5.2 Anesthetics and psychiatric drugs
Besides antibiotics, some anesthetic agents also induce neurological injuries in neonates. Evidence suggests that inhaled isoflurane is neurotoxic to developing brains of neonatal rodents which may be associated with disturbed gut microbial composition (Wang et al., 2019b). The isoflurane inhaled rats displayed gut dysbiosis with an abundance of Firmicutes , Proteobacteria ,Clostridia , Clostridiales , and Lachnospiraceaesignificantly increased and Bacteroidetes, Actinobacteria, Bacteroidia, and Bacteroidaceae decreased. However, it is a preliminary study connecting anesthetic neurotoxicity to intestinal microbiota and further research should be conducted. What is similar herein is volatilized cocaine whose cause of brain functional and emotional disorder was partly attributed to gut dysbiosis (Scorza et al., 2019).
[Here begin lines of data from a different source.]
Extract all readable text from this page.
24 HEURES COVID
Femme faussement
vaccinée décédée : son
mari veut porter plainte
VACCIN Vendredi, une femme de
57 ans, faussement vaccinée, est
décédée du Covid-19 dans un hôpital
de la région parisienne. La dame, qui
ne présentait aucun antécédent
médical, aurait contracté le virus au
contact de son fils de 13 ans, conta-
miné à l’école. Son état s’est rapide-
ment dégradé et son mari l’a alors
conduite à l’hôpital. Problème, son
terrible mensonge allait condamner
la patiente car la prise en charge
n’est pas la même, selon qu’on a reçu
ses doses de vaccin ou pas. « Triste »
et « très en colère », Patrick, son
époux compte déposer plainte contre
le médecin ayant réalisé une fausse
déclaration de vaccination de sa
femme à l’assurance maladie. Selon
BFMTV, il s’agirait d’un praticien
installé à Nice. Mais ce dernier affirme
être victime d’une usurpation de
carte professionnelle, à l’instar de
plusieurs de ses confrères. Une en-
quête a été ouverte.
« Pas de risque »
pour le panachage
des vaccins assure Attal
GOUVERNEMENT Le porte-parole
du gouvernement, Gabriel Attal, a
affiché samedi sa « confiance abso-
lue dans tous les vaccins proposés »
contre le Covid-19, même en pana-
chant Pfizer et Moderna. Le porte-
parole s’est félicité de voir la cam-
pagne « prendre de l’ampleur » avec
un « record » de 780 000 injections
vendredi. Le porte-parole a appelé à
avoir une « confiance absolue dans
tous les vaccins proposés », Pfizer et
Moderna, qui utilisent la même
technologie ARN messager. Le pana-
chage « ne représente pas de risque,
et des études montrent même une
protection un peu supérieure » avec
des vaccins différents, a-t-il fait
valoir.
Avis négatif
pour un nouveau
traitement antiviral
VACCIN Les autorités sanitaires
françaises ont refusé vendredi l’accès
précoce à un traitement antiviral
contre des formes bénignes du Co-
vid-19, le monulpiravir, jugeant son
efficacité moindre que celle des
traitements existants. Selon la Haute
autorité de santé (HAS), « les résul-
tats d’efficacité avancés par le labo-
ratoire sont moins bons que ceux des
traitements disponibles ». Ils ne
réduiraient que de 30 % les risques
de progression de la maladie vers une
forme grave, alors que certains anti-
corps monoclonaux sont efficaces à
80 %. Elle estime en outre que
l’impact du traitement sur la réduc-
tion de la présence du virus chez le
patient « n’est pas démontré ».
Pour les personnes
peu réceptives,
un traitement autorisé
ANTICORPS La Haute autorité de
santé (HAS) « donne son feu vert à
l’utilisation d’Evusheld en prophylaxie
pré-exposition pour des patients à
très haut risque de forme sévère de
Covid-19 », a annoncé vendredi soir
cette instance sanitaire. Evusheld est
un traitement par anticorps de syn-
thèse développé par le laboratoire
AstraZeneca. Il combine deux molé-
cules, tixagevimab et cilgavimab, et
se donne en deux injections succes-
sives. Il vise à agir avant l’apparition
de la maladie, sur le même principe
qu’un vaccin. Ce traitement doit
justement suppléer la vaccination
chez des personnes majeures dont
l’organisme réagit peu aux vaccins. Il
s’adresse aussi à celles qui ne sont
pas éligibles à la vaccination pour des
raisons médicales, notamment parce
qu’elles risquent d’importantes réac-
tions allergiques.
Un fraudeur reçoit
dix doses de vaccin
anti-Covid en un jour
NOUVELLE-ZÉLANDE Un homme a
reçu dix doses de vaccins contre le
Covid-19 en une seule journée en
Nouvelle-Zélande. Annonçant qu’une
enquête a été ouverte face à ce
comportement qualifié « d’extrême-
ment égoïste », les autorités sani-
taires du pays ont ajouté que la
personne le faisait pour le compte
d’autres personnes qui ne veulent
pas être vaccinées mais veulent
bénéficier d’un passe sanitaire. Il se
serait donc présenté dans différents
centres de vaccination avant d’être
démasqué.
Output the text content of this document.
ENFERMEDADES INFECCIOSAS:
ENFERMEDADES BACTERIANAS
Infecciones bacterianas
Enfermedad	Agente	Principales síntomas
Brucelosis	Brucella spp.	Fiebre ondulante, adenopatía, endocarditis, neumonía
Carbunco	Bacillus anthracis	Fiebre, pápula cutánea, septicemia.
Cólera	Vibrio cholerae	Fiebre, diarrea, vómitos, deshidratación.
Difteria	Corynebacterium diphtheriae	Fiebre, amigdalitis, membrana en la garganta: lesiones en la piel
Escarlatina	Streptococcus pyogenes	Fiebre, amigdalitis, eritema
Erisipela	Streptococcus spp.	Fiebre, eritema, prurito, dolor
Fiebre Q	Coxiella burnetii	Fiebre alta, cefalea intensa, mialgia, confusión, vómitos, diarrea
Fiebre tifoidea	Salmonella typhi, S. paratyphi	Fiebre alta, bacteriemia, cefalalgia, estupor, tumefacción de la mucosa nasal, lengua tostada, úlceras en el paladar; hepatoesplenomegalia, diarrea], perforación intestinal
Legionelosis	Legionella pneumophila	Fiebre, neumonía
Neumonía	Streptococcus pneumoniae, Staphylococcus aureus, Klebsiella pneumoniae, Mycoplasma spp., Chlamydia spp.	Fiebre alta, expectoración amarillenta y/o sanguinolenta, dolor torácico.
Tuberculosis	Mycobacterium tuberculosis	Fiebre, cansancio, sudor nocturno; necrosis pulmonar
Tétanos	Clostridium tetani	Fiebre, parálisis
5.3 Substances other than drugs
Some environmental toxicants especially pesticides represented by organophosphates affect the central nervous system badly and their interactions with gut microbiota have been elaborately elucidated with epithelial permeability, bacterial translocation, and other intestinal microbial factors found to contribute to their neurotoxicity (Roman et al., 2019). Acetylcholinesterase (AChE) inhibition is a common cause of neurotoxicity of these kinds of chemicals but with gut microbiota emerging, alterations in intestinal neurotransmitters and metabolites are also frequently found to contribute to neurotoxicity of them (Lin et al., 2020). Gut microbial metabolism also plays an instrumental role in organophosphates as neurotoxicity of chlorpyrifos was exacerbated after transformation to chlorpyrifos-oxon by gut-derived Lactobacillus plantarum , and could be attenuated with antibiotics and probiotics treatments (Daisley et al., 2018). Rotenone, another kind of pesticides, was used to establish a PD model in animals and it was found that probiotics could rescue dopaminergic neurons in the PD model by promoting butyrate production (Srivastav et al., 2019). Moreover, prebiotics like fructo- and xylo-oligosaccharides also conferred protective effects against neurotoxic chemicals by restoring the activity of AChE and improving levels of dopamine in the maternal cortex (Krishna and Muralidhara, 2018). These researches and discoveries may proffer references for mechanistic investigations of drug-related neurotoxicity.